In The Theory of Moral Sentiments, Smith did often invoke the transcendentalist moral cosmology of a moral divinity enforcing a divine moral law through eternal rewards and punishments.  But as Smith made clear in his praise of Hume as “a perfectly wise and virtuous man,” Smith was an esoteric writer whose public teaching of religious morality had concealed from most of his readers his philosophic teaching that irreligious skeptics like Hume could be wise and virtuous.

I have shown how evolutionary moral psychology supports Smith’s theory of moral sentiments through seven ideas:  the four grounds of evolutionary morality, the evolutionary roots of morality in primates, the expression of the instinctive moral sentiments in human children, the moral psychology of the impartial spectator in evolutionary game theory, the evolutionary science of the universal moral rule condemning incest, the evolutionary morals of markets, and the evolutionary history of trade as expressing the natural human “propensity to truck, barter, and exchange.”

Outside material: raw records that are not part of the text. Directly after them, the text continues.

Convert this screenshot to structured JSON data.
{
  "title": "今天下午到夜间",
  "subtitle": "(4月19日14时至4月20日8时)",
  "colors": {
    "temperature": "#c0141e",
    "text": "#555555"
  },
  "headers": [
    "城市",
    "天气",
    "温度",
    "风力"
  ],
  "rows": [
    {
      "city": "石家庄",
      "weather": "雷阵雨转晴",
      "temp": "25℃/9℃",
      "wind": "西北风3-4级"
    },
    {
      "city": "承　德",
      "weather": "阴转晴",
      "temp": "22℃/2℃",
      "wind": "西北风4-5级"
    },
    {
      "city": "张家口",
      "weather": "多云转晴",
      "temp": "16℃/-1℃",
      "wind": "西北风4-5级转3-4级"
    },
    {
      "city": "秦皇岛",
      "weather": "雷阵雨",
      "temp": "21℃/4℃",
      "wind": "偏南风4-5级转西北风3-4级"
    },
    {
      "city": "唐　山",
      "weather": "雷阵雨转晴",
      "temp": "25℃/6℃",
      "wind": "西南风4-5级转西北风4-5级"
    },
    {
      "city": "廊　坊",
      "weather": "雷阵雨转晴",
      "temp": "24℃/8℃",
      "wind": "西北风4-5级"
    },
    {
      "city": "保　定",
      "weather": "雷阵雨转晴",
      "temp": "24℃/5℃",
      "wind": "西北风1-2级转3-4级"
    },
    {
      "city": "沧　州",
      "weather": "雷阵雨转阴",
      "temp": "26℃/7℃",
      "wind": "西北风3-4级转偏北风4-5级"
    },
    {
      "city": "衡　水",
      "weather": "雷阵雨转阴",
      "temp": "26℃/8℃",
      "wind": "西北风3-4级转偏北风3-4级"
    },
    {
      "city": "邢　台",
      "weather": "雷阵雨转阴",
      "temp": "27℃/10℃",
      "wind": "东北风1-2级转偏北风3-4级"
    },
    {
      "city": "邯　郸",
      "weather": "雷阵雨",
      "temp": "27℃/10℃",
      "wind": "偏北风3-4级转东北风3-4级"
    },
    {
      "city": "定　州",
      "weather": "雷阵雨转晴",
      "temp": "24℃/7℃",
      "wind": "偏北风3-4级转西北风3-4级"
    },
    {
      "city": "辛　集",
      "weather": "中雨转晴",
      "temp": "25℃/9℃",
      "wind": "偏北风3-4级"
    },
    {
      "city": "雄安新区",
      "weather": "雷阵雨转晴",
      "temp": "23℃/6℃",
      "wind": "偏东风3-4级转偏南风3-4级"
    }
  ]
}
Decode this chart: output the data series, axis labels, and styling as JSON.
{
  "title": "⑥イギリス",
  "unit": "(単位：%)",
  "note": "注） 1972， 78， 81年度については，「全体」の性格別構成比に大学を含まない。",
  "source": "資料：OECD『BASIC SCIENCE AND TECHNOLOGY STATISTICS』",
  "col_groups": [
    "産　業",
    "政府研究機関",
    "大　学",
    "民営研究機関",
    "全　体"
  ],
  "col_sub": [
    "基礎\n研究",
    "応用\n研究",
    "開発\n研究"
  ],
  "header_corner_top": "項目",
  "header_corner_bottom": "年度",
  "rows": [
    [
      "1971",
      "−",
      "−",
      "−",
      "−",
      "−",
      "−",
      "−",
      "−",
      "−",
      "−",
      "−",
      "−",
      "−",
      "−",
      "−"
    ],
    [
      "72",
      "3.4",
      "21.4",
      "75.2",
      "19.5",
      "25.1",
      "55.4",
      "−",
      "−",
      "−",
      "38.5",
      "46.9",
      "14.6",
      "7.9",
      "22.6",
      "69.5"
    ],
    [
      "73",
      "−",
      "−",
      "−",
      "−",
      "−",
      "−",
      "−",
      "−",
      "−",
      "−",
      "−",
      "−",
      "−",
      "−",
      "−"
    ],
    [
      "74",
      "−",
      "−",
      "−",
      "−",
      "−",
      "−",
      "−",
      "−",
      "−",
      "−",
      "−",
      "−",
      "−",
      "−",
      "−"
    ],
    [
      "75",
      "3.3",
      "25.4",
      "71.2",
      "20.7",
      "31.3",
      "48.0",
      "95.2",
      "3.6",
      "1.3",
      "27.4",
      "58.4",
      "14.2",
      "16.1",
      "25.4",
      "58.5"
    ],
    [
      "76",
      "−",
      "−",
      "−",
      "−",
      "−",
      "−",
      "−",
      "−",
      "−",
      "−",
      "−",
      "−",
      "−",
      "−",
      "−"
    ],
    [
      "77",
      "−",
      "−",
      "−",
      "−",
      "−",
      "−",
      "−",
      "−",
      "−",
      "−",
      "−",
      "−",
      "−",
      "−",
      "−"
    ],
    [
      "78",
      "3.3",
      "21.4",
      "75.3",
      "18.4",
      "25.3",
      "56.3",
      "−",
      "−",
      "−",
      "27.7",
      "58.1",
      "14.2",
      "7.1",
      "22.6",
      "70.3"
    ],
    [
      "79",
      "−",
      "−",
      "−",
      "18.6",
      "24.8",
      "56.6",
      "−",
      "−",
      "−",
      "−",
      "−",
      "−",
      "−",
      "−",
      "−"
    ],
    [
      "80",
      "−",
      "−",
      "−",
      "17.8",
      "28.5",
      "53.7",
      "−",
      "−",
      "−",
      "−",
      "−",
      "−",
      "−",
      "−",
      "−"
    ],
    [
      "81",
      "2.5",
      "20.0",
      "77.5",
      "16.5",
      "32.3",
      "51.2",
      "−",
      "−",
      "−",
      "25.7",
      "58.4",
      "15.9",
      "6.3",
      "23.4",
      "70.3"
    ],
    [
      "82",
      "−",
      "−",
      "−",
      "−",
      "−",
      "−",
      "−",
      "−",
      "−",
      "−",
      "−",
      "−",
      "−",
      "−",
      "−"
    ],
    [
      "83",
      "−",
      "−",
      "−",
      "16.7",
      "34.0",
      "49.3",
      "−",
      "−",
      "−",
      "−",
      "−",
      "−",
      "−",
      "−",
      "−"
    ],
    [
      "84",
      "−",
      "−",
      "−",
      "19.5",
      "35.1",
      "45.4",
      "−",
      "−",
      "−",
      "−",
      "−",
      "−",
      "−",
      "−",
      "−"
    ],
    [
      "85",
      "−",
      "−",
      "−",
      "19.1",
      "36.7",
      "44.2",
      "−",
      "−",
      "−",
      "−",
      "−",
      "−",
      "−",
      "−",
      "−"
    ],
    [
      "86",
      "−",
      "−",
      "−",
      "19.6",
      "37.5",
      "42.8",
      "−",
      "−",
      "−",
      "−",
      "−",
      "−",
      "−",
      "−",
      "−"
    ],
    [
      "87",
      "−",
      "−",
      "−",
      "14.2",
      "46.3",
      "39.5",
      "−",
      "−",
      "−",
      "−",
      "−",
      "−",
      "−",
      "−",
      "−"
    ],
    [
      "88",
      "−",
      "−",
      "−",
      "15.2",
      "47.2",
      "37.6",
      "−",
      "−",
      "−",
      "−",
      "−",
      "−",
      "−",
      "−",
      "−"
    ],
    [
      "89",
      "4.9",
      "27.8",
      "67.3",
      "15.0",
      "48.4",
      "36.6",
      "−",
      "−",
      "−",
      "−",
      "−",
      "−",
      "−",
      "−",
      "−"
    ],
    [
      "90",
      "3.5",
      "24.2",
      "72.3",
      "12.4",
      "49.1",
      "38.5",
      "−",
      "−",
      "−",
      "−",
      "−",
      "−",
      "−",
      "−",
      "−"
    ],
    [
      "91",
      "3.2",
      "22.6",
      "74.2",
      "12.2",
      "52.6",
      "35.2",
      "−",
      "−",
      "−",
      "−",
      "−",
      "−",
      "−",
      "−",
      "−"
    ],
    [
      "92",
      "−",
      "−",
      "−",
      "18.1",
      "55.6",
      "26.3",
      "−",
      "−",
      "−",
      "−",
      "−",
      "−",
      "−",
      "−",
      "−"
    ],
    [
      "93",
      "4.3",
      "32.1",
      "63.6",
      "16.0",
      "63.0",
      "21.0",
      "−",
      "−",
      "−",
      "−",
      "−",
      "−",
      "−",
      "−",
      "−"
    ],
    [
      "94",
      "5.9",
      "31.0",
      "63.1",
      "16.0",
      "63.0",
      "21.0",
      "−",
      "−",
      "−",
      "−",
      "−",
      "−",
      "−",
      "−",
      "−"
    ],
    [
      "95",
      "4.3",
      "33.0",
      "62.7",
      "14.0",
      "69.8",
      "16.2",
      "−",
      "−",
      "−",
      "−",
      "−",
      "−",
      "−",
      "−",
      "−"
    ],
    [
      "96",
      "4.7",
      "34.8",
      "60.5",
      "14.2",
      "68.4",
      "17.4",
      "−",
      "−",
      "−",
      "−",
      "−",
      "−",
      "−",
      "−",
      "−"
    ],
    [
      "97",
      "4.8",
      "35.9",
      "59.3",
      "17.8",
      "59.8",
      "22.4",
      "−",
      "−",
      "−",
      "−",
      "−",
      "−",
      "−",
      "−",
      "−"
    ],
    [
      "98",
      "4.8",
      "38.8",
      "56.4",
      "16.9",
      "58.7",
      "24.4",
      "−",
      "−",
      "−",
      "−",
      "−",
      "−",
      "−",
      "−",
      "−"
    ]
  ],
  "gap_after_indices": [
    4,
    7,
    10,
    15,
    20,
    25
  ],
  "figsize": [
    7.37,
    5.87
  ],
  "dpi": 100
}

I have replied to the two most common objections to evolutionary ethics.  One objection is that evolutionary moral psychology is ultimately nihilistic in promoting the idea that morality is a fictional creation of the human mind that does not conform to any eternal reality of moral facts inscribed in the cosmic order of the world.  My response to this objection has been to argue that while an evolutionary sentimentalist morality is created by the human mind, that does not make morality arbitrary or fictional.  The human morality of the natural moral sentiments is real:  although it is not an eternal reality, it is an enduring reality that will endure for as long as our evolved human nature endures. 

The second objection is that evolutionary ethics commits the “naturalistic fallacy” by assuming that moral values can be inferred from natural facts.  My reply has been to argue that there is no fallacy in understanding moral judgments to be factual judgments about the species-typical pattern of moral sentiments in specified circumstances:  it is natural for human beings that certain moral feelings of approbation or disapprobation tend to be aroused by certain facts, and the experience of such feelings is the only ground for our moral judgments.

          From all of this, we can see that a Darwinian liberal theory of the Smithian moral sentiments offers us one way of understanding our human place in nature.  We are neither mindless machines nor disembodied spirits.  We are animals.  As animals, shaped by our natural evolutionary history as primates, we display the animate powers of nature for movement, desire, and awareness.  We move to satisfy our desires in the light of our awareness of the world.  We are a unique species of animal, but our distinctively human traits—such as symbolic speech, practical deliberation, and conceptual thought—are emergent elaborations of powers shared in some form with other animals.  Our powers for habituation and learning allow us to alter our natural environments, but even these powers are emergent extensions of the behavioral flexibility shown by other animals.  So even if the natural world was not made for us, we were made for it, because we are adapted to live in it.  We have not been thrown into nature from some place far away.  We come from nature.  It is our home.

3 comments:

Kent Guida said...

Great piece. Will be very interested to hear about the reactions at the conference. Any idea when the full paper will be published?

Larry Arnhart said...

I have no idea about publishing it. It's way too long to be published as an article, and too short to be published as a book. If it's well received at the conference, someone might suggest some route to publication.

Roger Sweeny said...

"So even if the natural world was not made for us, we were made for it, because we are adapted to live in it. We have not been thrown into nature from some place far away. We come from nature. It is our home."

Not as poetic as "there is grandeur ..." but pretty good and a nice summary.